Pesan yang disampaikan oleh sang khatib pada khutbah Jumat biasanya akan berisi tentang momentum hari-hari tertentu dalam Islam, seperti khutbah Jumat di awal Syawal yang berisi ajakan menjaga ukhuwah Islamiyah; khutbah di awal Dzulhijjah yang bercerita tentang kisah Nabi Ibrahim diperintah Allah sembelih Nabi Ismail; pentingnya menyantuni anak yatim di khutbah Jumat bulan Muharram, hingga manfaat berpuasa ketika khutbah Jumat bulan Ramadhan.
Di hari-hari biasa, khatib shalat Jumat biasanya akan menyampaikan pesan-pesan teologis, perintah berlaku baik terhadap orang tua dan guru, dalil-dalil tentang iman dan taqwa, hingga kehidupan pascakematian. Selama saya menjadi ‘audiens’ khutbah Jumat, dari waktu saya kecil sampai dewasa, sangat jarang saya mendengar khatib menyampaikan tentang pentingnya menjaga kelestarian lingkungan hidup, meskipun saya juga yakin di masjid-masjid lain ada orasi ekologis yang disampaikan sang khatib, meski jumlahnya saya yakin juga tidak banyak.

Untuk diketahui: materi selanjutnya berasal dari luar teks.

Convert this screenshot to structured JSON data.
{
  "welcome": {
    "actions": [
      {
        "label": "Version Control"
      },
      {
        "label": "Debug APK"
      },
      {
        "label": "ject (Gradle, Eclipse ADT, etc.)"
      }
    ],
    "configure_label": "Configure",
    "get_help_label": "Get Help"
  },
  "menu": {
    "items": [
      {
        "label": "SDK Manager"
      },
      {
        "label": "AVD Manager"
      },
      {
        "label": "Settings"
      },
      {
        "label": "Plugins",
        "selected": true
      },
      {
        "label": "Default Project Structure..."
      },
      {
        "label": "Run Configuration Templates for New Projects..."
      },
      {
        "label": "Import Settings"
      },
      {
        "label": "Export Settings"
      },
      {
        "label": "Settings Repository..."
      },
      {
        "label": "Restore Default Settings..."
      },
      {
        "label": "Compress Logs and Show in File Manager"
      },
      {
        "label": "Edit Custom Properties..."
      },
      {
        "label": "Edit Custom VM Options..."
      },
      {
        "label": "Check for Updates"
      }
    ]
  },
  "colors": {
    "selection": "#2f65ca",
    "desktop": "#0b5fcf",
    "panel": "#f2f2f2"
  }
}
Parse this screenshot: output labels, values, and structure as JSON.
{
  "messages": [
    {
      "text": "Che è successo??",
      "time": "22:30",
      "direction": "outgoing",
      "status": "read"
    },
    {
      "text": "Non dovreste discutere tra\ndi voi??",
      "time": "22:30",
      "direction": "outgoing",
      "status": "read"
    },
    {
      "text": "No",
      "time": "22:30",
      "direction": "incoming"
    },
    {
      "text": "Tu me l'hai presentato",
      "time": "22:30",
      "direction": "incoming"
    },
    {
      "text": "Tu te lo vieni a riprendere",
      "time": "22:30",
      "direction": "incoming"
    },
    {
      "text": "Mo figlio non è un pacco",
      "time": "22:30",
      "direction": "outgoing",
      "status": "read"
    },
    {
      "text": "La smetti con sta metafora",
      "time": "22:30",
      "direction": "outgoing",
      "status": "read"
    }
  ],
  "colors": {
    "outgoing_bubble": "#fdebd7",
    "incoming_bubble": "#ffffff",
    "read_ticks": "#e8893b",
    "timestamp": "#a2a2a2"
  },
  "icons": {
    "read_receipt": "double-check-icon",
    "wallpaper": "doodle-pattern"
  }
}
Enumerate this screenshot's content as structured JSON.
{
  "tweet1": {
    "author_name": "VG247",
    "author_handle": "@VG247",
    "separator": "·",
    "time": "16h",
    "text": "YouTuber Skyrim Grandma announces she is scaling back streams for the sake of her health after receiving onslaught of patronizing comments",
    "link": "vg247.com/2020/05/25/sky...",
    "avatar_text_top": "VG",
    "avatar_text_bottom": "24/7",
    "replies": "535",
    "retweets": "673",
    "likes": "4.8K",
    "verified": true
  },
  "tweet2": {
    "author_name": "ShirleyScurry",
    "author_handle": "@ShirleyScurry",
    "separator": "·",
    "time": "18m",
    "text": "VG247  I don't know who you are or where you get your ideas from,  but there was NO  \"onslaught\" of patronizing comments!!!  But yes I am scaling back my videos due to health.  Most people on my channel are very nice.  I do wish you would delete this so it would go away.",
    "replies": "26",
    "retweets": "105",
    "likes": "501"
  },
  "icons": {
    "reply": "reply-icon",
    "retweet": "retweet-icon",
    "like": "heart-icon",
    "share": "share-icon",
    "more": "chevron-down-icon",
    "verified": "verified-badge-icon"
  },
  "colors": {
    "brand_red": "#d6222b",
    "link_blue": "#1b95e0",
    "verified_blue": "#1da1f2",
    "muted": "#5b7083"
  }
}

Ketika shalat jumat di masjid yang saya singgahi, pesan yang dikemukakan sang khatib adalah hal-hal ‘common sense’. Dalam arti, tema-tema yang disampaikan sudah umum. Padahal tempat tinggal saya, di mana saya dibesarkan dan menghabiskan hari-hari (bersamanya, misalnya), adalah daerah yang pencemaran dan kerusakan lingkungannya terbilang masif dan sistematis. Banjir, rob, air tercemar limbah, penurunan muka tanah, polusi udara dan lain-lain. Masalah-masalah seperti ini yang seharusnya juga perlu diorasikan oleh pemuka agama di semua agama, lebih-lebih kalangan Islam yang jumlah umatnya paling banyak. Khutbah Jumat, pengajian di majelis taklim, pengajian berskala besar dengan ribuan pengunjung, hingga rutinan jamaah yasin tahlil yang hanya diikuti belasan orang, saya kira perlu membahas tentang kelestarian lingkungan.

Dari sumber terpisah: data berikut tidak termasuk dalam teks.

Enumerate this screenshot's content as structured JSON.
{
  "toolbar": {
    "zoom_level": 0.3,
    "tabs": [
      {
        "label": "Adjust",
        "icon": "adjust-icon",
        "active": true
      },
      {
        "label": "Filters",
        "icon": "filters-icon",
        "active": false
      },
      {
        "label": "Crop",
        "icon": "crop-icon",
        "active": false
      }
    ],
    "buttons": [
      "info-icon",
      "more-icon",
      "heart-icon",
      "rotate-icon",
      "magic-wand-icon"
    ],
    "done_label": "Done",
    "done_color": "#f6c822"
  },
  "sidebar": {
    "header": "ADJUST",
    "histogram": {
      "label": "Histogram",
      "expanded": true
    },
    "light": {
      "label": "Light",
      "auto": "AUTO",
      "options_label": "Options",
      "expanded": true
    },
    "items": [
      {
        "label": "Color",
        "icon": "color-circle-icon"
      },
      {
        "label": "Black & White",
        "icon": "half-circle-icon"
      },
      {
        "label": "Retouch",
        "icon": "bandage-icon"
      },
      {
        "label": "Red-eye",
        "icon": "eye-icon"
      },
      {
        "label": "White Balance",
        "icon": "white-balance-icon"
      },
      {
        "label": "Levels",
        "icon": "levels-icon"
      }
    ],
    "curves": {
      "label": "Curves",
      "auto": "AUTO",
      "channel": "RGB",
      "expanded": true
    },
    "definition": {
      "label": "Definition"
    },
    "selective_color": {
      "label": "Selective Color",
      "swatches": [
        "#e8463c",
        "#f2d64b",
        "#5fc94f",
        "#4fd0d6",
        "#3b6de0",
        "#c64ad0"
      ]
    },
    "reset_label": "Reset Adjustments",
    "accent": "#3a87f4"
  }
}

Ketika momentum hari-hari tertentu (seperti yang saya sebutkan di awal) sang pemuka agama akan menyampaikan terkait apa yang sedang relevan, maka hari-hari khusus yang berhubungan dengan lingkungan atau ekologi pun seharusnya para pemuka agama ini perlu memberikan wejangan-wejangannya. Juga terkait apa yang sedang relevan di hari itu, atau di pekan tersebut. Hari-hari khusus yang berhubungan dengan lingkungan hidup, dalam kalender tahunan, ada yang namanya hari bumi. Hari bumi kita peringati setiap tanggal 22 April. Pada tahun ini jatuh pada hari senin. Lalu ada pula hari lingkungan hidup sedunia yang jatuh pada 5 juni, hari peduli sampah nasional setiap 21 februari, hari air sedunia yang diperingati setiap 22 maret, dan masih banyak hari-hari lain yang berhubungan dengan lingkungan.

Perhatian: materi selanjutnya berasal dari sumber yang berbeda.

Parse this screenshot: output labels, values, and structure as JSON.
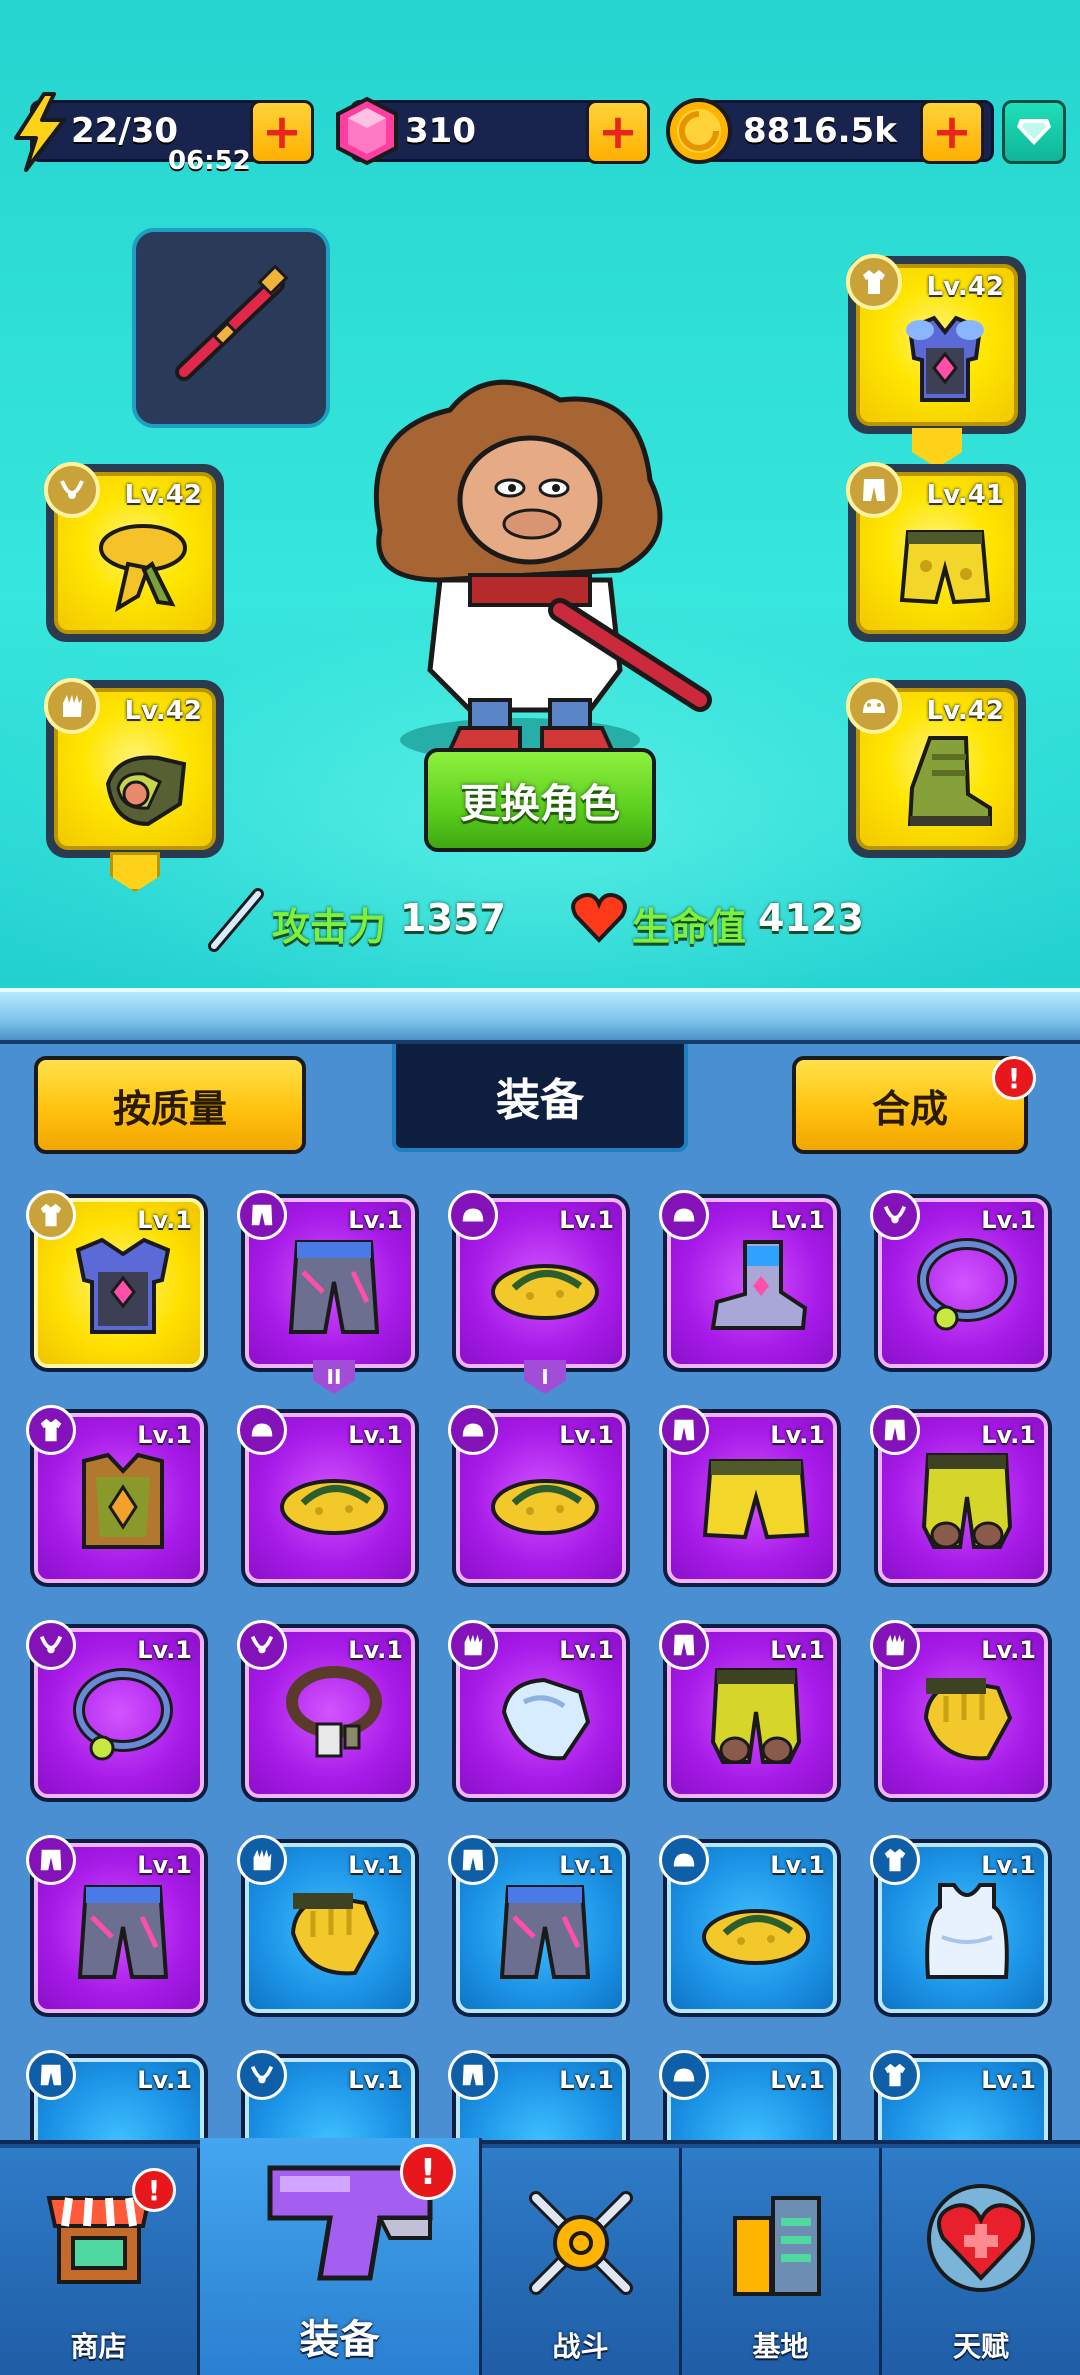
{
  "resources": {
    "energy": {
      "value": "22/30",
      "timer": "06:52"
    },
    "gems": {
      "value": "310"
    },
    "coins": {
      "value": "8816.5k"
    }
  },
  "hero": {
    "change_button": "更换角色",
    "attack_label": "攻击力",
    "attack_value": "1357",
    "hp_label": "生命值",
    "hp_value": "4123",
    "equipped": [
      {
        "slot": "necklace",
        "level": "Lv.42"
      },
      {
        "slot": "gloves",
        "level": "Lv.42"
      },
      {
        "slot": "armor",
        "level": "Lv.42"
      },
      {
        "slot": "pants",
        "level": "Lv.41"
      },
      {
        "slot": "boots",
        "level": "Lv.42"
      }
    ]
  },
  "inventory": {
    "sort_button": "按质量",
    "tab_title": "装备",
    "merge_button": "合成",
    "alert_mark": "!",
    "items": [
      {
        "rarity": "yellow",
        "type": "armor",
        "level": "Lv.1",
        "art": "armor"
      },
      {
        "rarity": "purple",
        "type": "pants",
        "level": "Lv.1",
        "art": "pants-armor",
        "rank": "II"
      },
      {
        "rarity": "purple",
        "type": "boots",
        "level": "Lv.1",
        "art": "sandal",
        "rank": "I"
      },
      {
        "rarity": "purple",
        "type": "boots",
        "level": "Lv.1",
        "art": "boot-tech"
      },
      {
        "rarity": "purple",
        "type": "necklace",
        "level": "Lv.1",
        "art": "necklace"
      },
      {
        "rarity": "purple",
        "type": "armor",
        "level": "Lv.1",
        "art": "vest"
      },
      {
        "rarity": "purple",
        "type": "boots",
        "level": "Lv.1",
        "art": "sandal"
      },
      {
        "rarity": "purple",
        "type": "boots",
        "level": "Lv.1",
        "art": "sandal"
      },
      {
        "rarity": "purple",
        "type": "pants",
        "level": "Lv.1",
        "art": "shorts"
      },
      {
        "rarity": "purple",
        "type": "pants",
        "level": "Lv.1",
        "art": "camo-pants"
      },
      {
        "rarity": "purple",
        "type": "necklace",
        "level": "Lv.1",
        "art": "necklace"
      },
      {
        "rarity": "purple",
        "type": "necklace",
        "level": "Lv.1",
        "art": "tag-necklace"
      },
      {
        "rarity": "purple",
        "type": "gloves",
        "level": "Lv.1",
        "art": "glove-white"
      },
      {
        "rarity": "purple",
        "type": "pants",
        "level": "Lv.1",
        "art": "camo-pants"
      },
      {
        "rarity": "purple",
        "type": "gloves",
        "level": "Lv.1",
        "art": "glove-yellow"
      },
      {
        "rarity": "purple",
        "type": "pants",
        "level": "Lv.1",
        "art": "pants-armor"
      },
      {
        "rarity": "blue",
        "type": "gloves",
        "level": "Lv.1",
        "art": "glove-yellow"
      },
      {
        "rarity": "blue",
        "type": "pants",
        "level": "Lv.1",
        "art": "pants-armor"
      },
      {
        "rarity": "blue",
        "type": "boots",
        "level": "Lv.1",
        "art": "sandal"
      },
      {
        "rarity": "blue",
        "type": "armor",
        "level": "Lv.1",
        "art": "tank-top"
      },
      {
        "rarity": "blue",
        "type": "pants",
        "level": "Lv.1",
        "art": "none"
      },
      {
        "rarity": "blue",
        "type": "necklace",
        "level": "Lv.1",
        "art": "none"
      },
      {
        "rarity": "blue",
        "type": "pants",
        "level": "Lv.1",
        "art": "none"
      },
      {
        "rarity": "blue",
        "type": "boots",
        "level": "Lv.1",
        "art": "none"
      },
      {
        "rarity": "blue",
        "type": "armor",
        "level": "Lv.1",
        "art": "none"
      }
    ]
  },
  "nav": {
    "shop": "商店",
    "equipment": "装备",
    "battle": "战斗",
    "base": "基地",
    "talent": "天赋",
    "alert_mark": "!"
  },
  "colors": {
    "accent_yellow": "#ffc20f",
    "accent_green": "#5ccf1e",
    "rarity_purple": "#a71ae8",
    "rarity_blue": "#1c93e6",
    "alert_red": "#e8171b"
  }
}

Hari-hari tersebut juga masing-masing mempunyai sejarah dan makna tersendiri, sama seperti hari kartini yang akan diperingati oleh para perempuan di Indonesia, hari buruh yang akan menjadi momentum para pekerja menuntut hak-haknya, hingga hari pendidikan nasional yang dirayakan dengan melaksanakan upacara bendera di berbagai instansi pendidikan. Maka, dengan konsep seperti itu, hari bumi, hari lingkungan hidup, hari peduli sampah nasional, dan hari air sedunia juga perlu untuk diperingati dengan skala yang sama. Mereka juga sama-sama hari, sama-sama produk peradaban, yang perlu diperhatikan. Upaya-upaya konkrit, di kehidupan nyata, yang biasanya menjadi ajang untuk memperingati hari bumi misalnya, adalah aktivitas penanaman pohon.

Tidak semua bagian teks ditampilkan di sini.